With the arrival of an editable blockchain, the distributed ledger has taken another step on its journey from being the mathematical underpinning of cryptocurrencies such as Bitcoin toward becoming a useful platform for new financial market infrastructures and applications.
An editable ledger is just a way of putting the record straight
How much can you alter something before it becomes something else? Philosophers call it Theseus's Paradox, after the Greek who asked whether a ship that had been repaired over time until no original wood remained was still the same ship. These days, it's also known as Trigger's Broom, after the road-sweeper character in the long-running BBC sitcom Only Fools & Horses, who wins an award for keeping the same broom for 20 years, with 17 new heads and 14 new handles. Is it the same broom?

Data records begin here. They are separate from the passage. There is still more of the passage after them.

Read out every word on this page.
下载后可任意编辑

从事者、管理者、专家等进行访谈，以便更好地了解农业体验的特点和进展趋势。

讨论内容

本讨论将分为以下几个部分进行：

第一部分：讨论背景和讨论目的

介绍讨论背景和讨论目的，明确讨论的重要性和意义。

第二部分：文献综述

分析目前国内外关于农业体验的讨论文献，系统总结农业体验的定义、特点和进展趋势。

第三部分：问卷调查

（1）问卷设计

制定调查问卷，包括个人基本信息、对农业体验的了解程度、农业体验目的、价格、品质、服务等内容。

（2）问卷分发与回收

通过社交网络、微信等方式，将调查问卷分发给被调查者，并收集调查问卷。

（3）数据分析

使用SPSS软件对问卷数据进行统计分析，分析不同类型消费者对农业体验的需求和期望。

Much the same could be asked about blockchain. In the past few years – at least as it is being used in financial services – it has been separated from its cryptocurrency roots, it has had its universal access characteristic replaced by permissioned network membership and new consensus mechanisms that don't require all nodes on the network to validate each transaction (or even have a copy of the blockchain), and implementations like the Corda platform from R3 allow bipartisan validation of transactions.

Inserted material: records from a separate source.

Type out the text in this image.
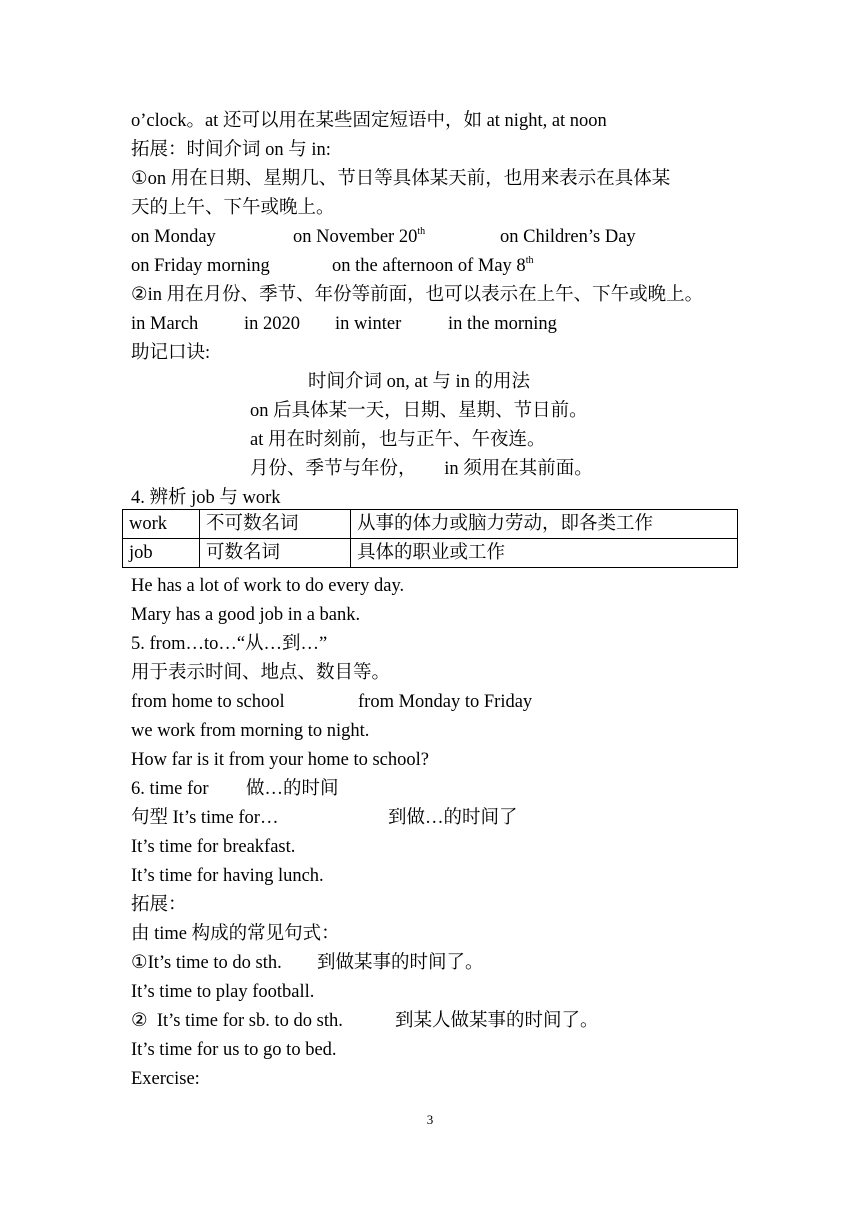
o’clock。at 还可以用在某些固定短语中，如 at night, at noon
拓展：时间介词 on 与 in:
①on 用在日期、星期几、节日等具体某天前，也用来表示在具体某
天的上午、下午或晚上。
on Monday	on November 20th	on Children’s Day
on Friday morning	on the afternoon of May 8th
②in 用在月份、季节、年份等前面，也可以表示在上午、下午或晚上。
in March in 2020 in winter	in the morning
助记口诀:
时间介词 on, at 与 in 的用法
on 后具体某一天，日期、星期、节日前。
at 用在时刻前，也与正午、午夜连。
月份、季节与年份，      in 须用在其前面。
4. 辨析 job 与 work
work	不可数名词	从事的体力或脑力劳动，即各类工作
job	可数名词	具体的职业或工作
He has a lot of work to do every day.
Mary has a good job in a bank.
5. from…to…“从…到…”
用于表示时间、地点、数目等。
from home to school	from Monday to Friday
we work from morning to night.
How far is it from your home to school?
6. time for 做…的时间
句型 It’s time for…	到做…的时间了
It’s time for breakfast.
It’s time for having lunch.
拓展：
由 time 构成的常见句式：
①It’s time to do sth. 到做某事的时间了。
It’s time to play football.
②  It’s time for sb. to do sth.	到某人做某事的时间了。
It’s time for us to go to bed.
Exercise:
3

So when Accenture announced in September that it has been prototyping a mechanism for retrospectively editing blockchains in private, permissioned networks, there was predictable outrage: remove the immutability of the ledger, and it's not a blockchain.
So what? In truth, what the FS industry is trying to implement hasn't been what purists call a blockchain for about two years now. Each of the changes outlined above has taken it a little further away from that and removed an obstacle to adoption. The editable blockchain removes another: some mechanism for amending the record is going to be important in the future – when a deal is retrospectively deemed invalid or fraudulent, perhaps, or when the embedded code in a "smart" contract fails to execute as expected.
Does it matter if we still call it a blockchain? Not in the slightest.